Trump menjustifikasi pembatalan itu dengan alasan bahwa Taliban mengakui serangan bom terbaru di Ibu Kota Kabul pada pertengahan pekan lalu, menewaskan 12 orang termasuk seorang tentara AS.

"Mereka berpikir bahwa mereka harus membunuh orang untuk menempatkan diri mereka dalam posisi negosiasi yang sedikit lebih baik," lanjut Trump kepada wartawan, sekaligus menyebut serangan terbaru di Kabul sebagai sebuah "kesalahan besar" Taliban.
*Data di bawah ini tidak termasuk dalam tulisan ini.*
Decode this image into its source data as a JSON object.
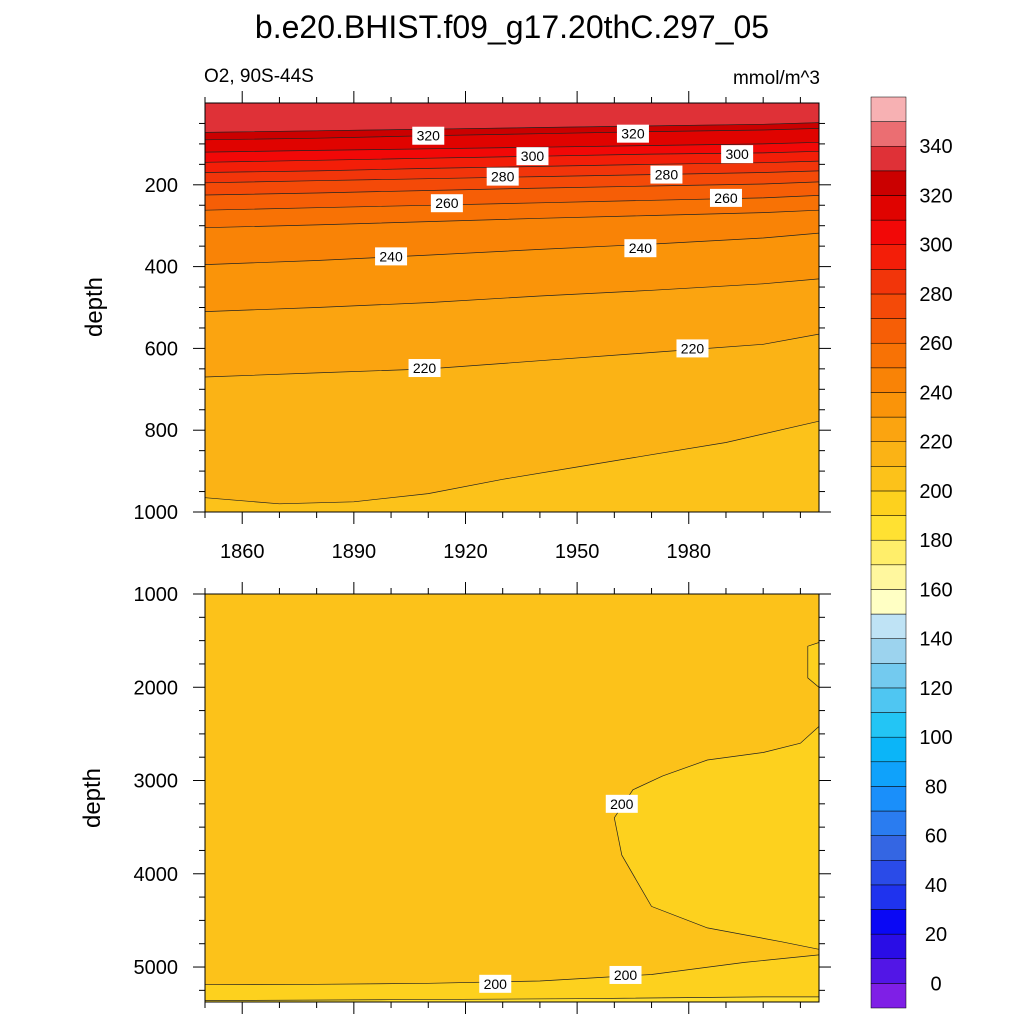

Komentar Trump juga datang ketika AS-Taliban tampak dekat mencapai kesepakatan awal pekan lalu, di mana hampir lebih dari separuh pasukan Amerika di Afghanistan akan ditarik pulang.

Di sisi lain, Taliban tidak pernah setuju untuk mengakhiri rangkaian aksi kekerasan mereka terhadap pasukan Afghanistan dan asing selagi negosiasi dengan AS berlangsung. Enam belas tentara AS terbunuh tahun ini --tahun di mana AS-Taliban memulai negosiasi perdamaian, dengan yang terakhir dilaksanakan di Doha, Qatar.

Pada tahun 2001, pasukan pimpinan AS menggulingkan Taliban yang kalai itu memerintah Afghanistan karena kelompok gerilyawan telah menampung jaringan al Qaeda untuk merencanakan serangan terhadap AS pada 11 September.

2 of 3

Taliban: Amerika yang Paling Merugi

Wakil Pemimpin Taliban Mullah Abdul Ghani Baradar. (AFP)
Wakil Pemimpin Taliban Mullah Abdul Ghani Baradar. (AFP)

Merespons pembatalan sepihak Presiden Amerika Serikat Donald Trump terhadap negosiasi lanjutan perdamaian AS-Taliban, kelompok gerilyawan asal Afghanistan itu menyebut bahwa "Amerika-lah yang paling merugi" dari keputusan tersebut.

Juru bicara Taliban Zabihullah Mujahid menuduh AS kurang memiliki kedewasaan dan pengalaman, setelah menarik diri dari perundingan karena satu insiden.

Mujahid juga mengatakan bahwa AS "akan sangat merugi" telah membatalkan negosiasi lanjutan, demikian seperti dikutip dari BBC.

Pengumuman pembatalan itu hanya berselang beberapa hari, setelah utusan khusus AS untuk Afghanistan, Zalmay Khalilzad, menyatakan telah mencapai "prinsip-prinsip" kesepakatan damai dengan Taliban pada Senin 2 September.

Khalilzad sebelumnya memimpin negosiasi perdamaian sebanyak sembilan putaran pembicaraan antara AS dan perwakilan Taliban, yang diadakan di Doha, ibu kota negara Teluk Qatar.

Sebagai bagian dari kesepakatan yang diusulkan, AS akan menarik 5.400 tentara dari Afghanistan dalam waktu 20 minggu. Namun Khalilzad mengatakan persetujuan akhir masih ada pada Trump.

AS saat ini memiliki sekitar 14.000 tentara di negara itu dan berencana mempertahankan pasukan yang tersisa (usai pemulangan 5.400 tentara) selama beberapa waktu.